KaDeWe und Berliner Kindl sind nur zwei Symbole, die es nicht erst seit der Teilung Deutschlands gibt. Auch die Quadriga auf dem Brandenburger Tor hat schon mehrere Jahrzehnte überlebt und von einem Gebäude des Alexanderplatzes, hinter der Weltzeituhr grüßt Alfred Döblin: „Wiedersehen auf dem Alex Hundekälte. Nächstes Jahr, 1929, wird’s noch kälter“. Vor 80 Jahren war die Welt auch nicht anders, Krise über alles, Berlin über alles, wer wollte nicht den Weltuntergang in der zukünftigen Metropole des 21. Jahrhunderts erleben und darauf tanzen, darauf schwofen? Soweit ein paar fotografische Impressionen aus dem neuen Earbook, das dem Leser im Format einer Langspielplatte ein Berlin zeigt, wie man es vielleicht schon gesehen hat, aber niemals ergreifen konnte. Der Sound dazu kommt von vier poppig gestalteten CDs, die ihren verschiedenen Mottos wie folgt gerecht werden:
Auf der ersten CD “The Roaring Twenties” findet man Klassiker zur „Berliner Luft“ oder „Heimat Berlin“, ganz berühmt ist auch das „Berliner Pflaster“, unter dem bekanntlich der Strand liegt. Die Interpreten dieser Lieder sind u. a. Lizzy Waldmüller, Paul Graetz oder das Orchester Dajos Bela. Aber auch die Comedian Harmonists oder Lilian Harvey und natürlich Marlene („Ich hab noch einen Koffer in Berlin“) finden Platz auf dieser ersten Einführung. Weitere 14 Tracks finden sich auf “Berlin Hits From The Fifties Till Today”, das Spektrum reicht von der Knef über die Puhdys bis hin zu Hagen und Ideal. Spätestens wenn die Humpe „Bahnhof Zoo, mein Zug fährt ein“ intoniert, wird sich das Tanzbein des Zuhörers regen, „Ich fühl mich gut, ich steh` auf Berlin“. Kein anderes Lied der 80er hat den Rhythmus dieser Stadt wohl so gut auf den Punkt gebracht und lässt einen dazu auch noch wild zappeln, als ob man selbst dort wäre. “Berlin Underground” enthält 13 weitere Tracks, darunter von Katze “Menschen springen von Hochhäusern”, Neubauten “Steh auf Berlin” (mit den famosen Bohrmaschinen!) oder der absolute Durchbrenner von Die Haut feat.

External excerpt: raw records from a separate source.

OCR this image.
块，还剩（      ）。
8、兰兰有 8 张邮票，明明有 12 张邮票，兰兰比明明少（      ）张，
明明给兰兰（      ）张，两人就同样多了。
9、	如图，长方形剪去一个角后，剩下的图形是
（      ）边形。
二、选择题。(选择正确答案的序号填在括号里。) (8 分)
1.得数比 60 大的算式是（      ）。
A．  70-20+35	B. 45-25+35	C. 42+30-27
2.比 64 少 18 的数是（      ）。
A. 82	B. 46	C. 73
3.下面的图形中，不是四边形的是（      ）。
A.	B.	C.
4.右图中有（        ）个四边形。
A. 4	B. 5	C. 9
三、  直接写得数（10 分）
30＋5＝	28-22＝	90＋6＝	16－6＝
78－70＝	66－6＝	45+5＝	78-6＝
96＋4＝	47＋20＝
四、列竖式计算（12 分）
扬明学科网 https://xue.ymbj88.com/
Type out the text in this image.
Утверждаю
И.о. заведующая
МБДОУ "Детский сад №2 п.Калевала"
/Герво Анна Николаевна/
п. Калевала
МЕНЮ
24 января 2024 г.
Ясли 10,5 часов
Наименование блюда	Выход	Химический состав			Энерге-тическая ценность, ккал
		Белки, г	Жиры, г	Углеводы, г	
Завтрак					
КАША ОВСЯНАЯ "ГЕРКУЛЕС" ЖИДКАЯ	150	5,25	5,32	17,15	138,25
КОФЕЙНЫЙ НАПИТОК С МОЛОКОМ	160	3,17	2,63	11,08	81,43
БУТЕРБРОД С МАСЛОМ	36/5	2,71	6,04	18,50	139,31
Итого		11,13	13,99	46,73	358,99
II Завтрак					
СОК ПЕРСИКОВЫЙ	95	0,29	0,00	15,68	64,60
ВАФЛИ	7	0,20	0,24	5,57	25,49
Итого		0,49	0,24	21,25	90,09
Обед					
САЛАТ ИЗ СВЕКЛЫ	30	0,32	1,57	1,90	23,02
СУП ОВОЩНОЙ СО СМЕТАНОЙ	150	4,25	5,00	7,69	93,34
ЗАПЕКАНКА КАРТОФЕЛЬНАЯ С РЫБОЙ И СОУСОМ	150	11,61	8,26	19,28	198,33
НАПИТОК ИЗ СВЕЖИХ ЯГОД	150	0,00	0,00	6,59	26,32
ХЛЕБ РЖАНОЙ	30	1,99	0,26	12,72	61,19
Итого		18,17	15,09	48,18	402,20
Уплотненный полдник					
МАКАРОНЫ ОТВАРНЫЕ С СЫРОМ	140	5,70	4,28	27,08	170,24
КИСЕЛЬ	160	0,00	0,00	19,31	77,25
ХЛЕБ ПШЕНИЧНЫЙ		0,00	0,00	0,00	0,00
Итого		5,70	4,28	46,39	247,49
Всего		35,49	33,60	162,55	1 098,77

Jeffrey Lee Pierce (sic!) „Breaking in Your Daydream“. “Clubbing” vermittelt dann mit ganzen19 Tracks das Berlin, das viele aus den 90ern kennen. Berlin ist einfach dufte! Eine Stadt, die alle Tagträume durchbricht...und wo kräftig „geschwoft“ (getanzt) wird!
Fotobuch mit CDs mit Liedern u. a. von Marlene Dietrich, Hildegard Knef, Katze, Stereo Total, Puhdys, Harald Juhnke, Einstürzende Neubauten u. v. a.